Passkeys won. The debate is over. Every enterprise we've worked with in 2026 either has a passkey rollout in production or has one on the quarter's roadmap. That's great for users and bad for attackers — in the long run.
In the short run, passkey rollouts have a particular shape of attack surface. We've seen the same five paths in engagement after engagement. None of them break the cryptography. All of them break the rollout.
1. The account recovery flow
Passkeys are unphishable. Account recovery rarely is.
Every passkey rollout needs an answer to: "what happens when the user loses their device?" The answer, in most rollouts we've tested, is:
- Email a magic link.
- Verify by knowledge questions.
- Call the help desk.
Each of those is a phishable downgrade. An attacker who phishes email credentials can trigger account recovery and enroll their own passkey. The strongest auth in the chain is now gated by the weakest.
The pattern that works: hardware-attested recovery keys, issued at enrollment, held by the user, used only for recovery. Anything less accepts the downgrade.
2. Sync fabric dependencies
Consumer passkeys sync through iCloud Keychain, Google Password Manager, or 1Password. Most enterprise rollouts leaned into sync — it's what makes passkeys feel painless.
But an attacker who compromises a user's iCloud account now holds every passkey synced to it, including the enterprise ones. We've seen engagements where the SOC monitored the corporate IdP perfectly, while the user's personal iCloud was the actual identity root.
Enterprise-grade rollouts have to answer: is this passkey synced off-device, and if so, to where?

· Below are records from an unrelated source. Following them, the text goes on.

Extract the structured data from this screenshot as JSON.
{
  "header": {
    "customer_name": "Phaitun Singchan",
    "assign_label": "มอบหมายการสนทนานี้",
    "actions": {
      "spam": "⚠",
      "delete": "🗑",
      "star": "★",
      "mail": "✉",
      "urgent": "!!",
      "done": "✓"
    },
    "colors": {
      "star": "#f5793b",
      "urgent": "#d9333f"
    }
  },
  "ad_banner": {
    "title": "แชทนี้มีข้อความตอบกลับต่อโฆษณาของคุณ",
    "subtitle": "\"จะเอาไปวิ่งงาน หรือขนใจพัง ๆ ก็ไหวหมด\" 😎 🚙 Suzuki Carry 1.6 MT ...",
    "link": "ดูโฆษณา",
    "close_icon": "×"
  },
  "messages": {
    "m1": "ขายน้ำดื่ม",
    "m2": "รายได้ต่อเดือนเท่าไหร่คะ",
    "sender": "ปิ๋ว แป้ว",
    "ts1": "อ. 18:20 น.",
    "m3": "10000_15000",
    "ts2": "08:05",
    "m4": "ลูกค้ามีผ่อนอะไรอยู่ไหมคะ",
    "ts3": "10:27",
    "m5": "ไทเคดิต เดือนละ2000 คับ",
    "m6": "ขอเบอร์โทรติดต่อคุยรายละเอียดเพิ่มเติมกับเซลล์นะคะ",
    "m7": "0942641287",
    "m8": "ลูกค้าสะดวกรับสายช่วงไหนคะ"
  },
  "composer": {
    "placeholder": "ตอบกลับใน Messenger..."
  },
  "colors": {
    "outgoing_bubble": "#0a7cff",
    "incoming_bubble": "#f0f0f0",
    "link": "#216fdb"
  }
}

The answer shapes the blast radius of a personal-account compromise.
3. Device binding vs. device trust
Passkeys are bound to a device or a sync fabric. They are not, by default, bound to a device your endpoint management system has verified.
In one engagement we phished an attested-passkey enrollment event by racing a genuine enrollment. The user enrolled their Mac; our malicious extension enrolled a second key to the same account during the same session. The IdP accepted both. The device-posture check ran on login, not on enrollment.
Fix: enrollment policy is a distinct control from login policy. You need device attestation on enrollment or you've just moved the phish window.
4. MFA policy fallback
Conditional access policies that say "require phishing-resistant MFA" are common. What's also common: an exception list that says "unless the user is accessing from a trusted network" or "unless the app is legacy".
Every exception is a downgrade target. Attackers know this. We find conditional-access exception lists the same way we find open S3 buckets — enumerate, try, confirm.
If your policy has exceptions, the exceptions are the policy. Review them quarterly.
5. Cross-origin confusions
Passkeys are bound to a relying-party ID (the site origin). In multi-tenant SaaS, the RP ID is often the tenant subdomain. When a customer adds a custom domain or a CNAME, the passkey's binding does not follow.
We've seen rollouts where moving a customer to a vanity domain silently broke passkey login — users fell back to password+OTP, which the attacker phished. The passkey wasn't the problem. The RP-ID management was.
What good rollouts do
- Attested enrollment. The enrollment event is gated by device posture, not just user auth.
- Recovery as a first-class design. Not an afterthought.
- Explicit sync-fabric inventory. Every enrolled credential tagged with where it syncs.
- Zero MFA downgrades. Exception lists go through a security review, not a help-desk ticket.
- Single canonical RP ID. Not many that "work".
Passkeys are a huge upgrade. They're also a rollout, and rollouts have defects. Test yours before an attacker tests it for you.